Ring of Terror is a fascinatingly obscure artifact that saw almost no release of any note at the time it came out. It turned up during the dvd revolution of the 00s where all manner of oddities have been resurrected and given life. As is often the case, there are justifiable reasons why these films were obscure in the first place. Certainly, Clark L. Paylow never went onto direct any other films – although did turn up as an associate producer on Steven Spielberg’s Close Encounters of the Third Kind (1977) – while none of the cast went onto anything other than minor tv work again.
Ring of Terror has an interesting premise – in many ways, it is more of a story about abnormal psychology than it is a horror film. It is perhaps the first horror film to be made about the idea of fear itself. The film starts out like an episode of The Twilight Zone (1959-63) – or perhaps even more so of a straight version of the Crypt Keeper from Tales from the Crypt comics – with a cemetery custodian following a cat through the graveyard and then coming to the grave of Lewis B. Moffitt and sitting down to tell the story of how he died. It is all delivered in the solemn portentous narration of a Rod Serling.
On the minus side, the plot is founded on a series of absurd ideas where nobody seems to have bothered to research basic facts – like the film’s belief that it is not possible to store corpses in a freezer for a weekend, meaning that autopsy classes have to be held as soon as a body becomes available; or that it is normal for med students to be grossed out at watching autopsies and that someone who has no such reaction is highly abnormal; indeed, that it is highly strange for someone to display no fear period. Nor does the psychology of the film ring true – George E. Mather has no fear of corpses in anatomy class but at the same time has a pathological fear as a result of being left in the dark with a dead body as a child.

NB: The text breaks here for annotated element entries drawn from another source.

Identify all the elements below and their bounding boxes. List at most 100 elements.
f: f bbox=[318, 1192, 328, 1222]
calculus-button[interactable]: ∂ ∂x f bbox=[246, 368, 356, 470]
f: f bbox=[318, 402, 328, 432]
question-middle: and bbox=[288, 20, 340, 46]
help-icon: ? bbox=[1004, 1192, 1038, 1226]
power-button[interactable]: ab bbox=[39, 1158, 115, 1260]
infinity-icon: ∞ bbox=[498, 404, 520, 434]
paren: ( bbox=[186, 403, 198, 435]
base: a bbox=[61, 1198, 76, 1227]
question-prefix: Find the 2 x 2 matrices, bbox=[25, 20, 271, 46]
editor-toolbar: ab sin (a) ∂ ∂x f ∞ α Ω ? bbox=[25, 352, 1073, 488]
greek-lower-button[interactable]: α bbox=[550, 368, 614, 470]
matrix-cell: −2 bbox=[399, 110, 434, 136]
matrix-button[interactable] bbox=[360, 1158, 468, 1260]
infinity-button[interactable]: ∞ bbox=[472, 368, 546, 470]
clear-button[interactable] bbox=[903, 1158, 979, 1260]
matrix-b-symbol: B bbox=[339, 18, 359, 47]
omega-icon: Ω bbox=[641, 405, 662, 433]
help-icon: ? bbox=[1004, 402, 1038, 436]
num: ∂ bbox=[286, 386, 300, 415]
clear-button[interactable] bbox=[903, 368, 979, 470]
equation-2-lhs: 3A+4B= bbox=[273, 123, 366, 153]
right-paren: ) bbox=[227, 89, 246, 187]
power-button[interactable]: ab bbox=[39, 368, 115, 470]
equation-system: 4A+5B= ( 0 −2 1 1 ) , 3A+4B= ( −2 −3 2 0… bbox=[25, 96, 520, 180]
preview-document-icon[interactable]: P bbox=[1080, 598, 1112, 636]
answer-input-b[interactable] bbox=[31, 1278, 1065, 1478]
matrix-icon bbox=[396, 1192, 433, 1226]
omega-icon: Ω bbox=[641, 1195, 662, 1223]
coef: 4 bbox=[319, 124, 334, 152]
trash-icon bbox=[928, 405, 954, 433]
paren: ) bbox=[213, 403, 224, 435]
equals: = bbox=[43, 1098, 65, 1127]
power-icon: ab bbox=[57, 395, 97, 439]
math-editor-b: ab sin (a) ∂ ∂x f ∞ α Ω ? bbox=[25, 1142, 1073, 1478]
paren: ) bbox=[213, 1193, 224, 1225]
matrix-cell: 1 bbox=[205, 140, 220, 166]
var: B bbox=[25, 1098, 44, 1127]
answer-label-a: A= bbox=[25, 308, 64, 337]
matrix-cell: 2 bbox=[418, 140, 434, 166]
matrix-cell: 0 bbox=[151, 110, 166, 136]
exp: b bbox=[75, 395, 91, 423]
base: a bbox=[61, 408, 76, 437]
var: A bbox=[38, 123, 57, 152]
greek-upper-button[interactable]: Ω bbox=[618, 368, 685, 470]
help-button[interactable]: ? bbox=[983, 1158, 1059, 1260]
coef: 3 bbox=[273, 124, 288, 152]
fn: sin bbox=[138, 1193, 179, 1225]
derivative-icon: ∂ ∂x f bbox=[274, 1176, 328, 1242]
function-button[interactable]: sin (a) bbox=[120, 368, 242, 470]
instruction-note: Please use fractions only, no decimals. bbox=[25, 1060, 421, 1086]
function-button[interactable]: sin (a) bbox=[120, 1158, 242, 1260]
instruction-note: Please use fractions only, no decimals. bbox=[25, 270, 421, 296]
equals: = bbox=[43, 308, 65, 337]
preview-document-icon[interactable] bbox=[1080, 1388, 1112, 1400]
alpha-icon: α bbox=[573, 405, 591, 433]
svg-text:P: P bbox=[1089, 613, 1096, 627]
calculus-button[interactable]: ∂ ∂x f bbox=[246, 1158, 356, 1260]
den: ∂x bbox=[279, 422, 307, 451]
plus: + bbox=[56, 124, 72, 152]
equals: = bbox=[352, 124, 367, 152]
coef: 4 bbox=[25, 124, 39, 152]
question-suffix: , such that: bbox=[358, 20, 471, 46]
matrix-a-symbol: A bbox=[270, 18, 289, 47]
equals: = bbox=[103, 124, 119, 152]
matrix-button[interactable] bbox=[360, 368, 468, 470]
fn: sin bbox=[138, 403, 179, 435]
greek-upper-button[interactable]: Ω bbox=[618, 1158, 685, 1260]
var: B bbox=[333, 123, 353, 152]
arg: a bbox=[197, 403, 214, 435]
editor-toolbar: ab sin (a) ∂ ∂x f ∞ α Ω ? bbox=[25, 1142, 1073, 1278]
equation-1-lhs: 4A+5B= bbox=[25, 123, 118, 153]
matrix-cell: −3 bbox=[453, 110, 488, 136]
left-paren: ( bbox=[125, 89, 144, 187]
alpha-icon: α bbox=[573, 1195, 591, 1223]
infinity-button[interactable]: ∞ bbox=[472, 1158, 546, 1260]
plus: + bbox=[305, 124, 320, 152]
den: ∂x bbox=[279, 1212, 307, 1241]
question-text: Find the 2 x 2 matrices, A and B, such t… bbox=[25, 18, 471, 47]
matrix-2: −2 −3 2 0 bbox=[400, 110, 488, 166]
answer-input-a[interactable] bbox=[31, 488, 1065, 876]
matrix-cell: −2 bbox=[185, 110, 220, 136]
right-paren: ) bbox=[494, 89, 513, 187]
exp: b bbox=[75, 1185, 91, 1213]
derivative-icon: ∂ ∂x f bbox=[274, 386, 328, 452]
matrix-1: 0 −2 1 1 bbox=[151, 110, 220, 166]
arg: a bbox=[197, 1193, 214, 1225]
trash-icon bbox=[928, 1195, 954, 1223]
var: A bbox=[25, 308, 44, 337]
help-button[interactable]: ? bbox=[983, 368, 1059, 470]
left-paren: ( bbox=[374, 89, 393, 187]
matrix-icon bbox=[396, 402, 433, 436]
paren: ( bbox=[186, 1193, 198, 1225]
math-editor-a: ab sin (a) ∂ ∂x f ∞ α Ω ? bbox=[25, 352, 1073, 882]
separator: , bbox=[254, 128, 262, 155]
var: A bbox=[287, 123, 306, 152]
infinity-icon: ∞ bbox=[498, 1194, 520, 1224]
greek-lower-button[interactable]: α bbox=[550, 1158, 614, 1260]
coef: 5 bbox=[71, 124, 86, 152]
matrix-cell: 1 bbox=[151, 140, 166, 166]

Ring of Terror has a terminal dullness to it – the photography is crude and dreary. The scene where the rattler attacks in the car is directed with a complete lack of suspense. It plods through much talk and gratingly forced humour. The beauty contest is the dullest part of the film where everything is centred around lowbrow comedy relief involving two fat lovers, with the guy trying to get his girlfriend declared the beauty queen, as well as a nerd character running about dressed as Cupid. The film picks up somewhat when it comes to the autopsy scene, which is conducted with some atmosphere as Clark L. Paylow focuses on the assembled faces in the lecture hall, the lecturer speaking using detached medical terminology while a skeleton is shadowed in silhouette on the bare wall behind him as various med students pass out, and everything is run over by a grinding score. The film eventually arrives at a silly and anticlimactic denouement. The dialogue gets decidedly bizarre at times: “Where’ve you been?” George E. Mather asks girlfriend Esther Furst. “At the hairdresser.” “You’re going to be the slickest chick at this ever-loving hop” [meaning (I think) that she will be the most beautiful girl at the party they are about to go to].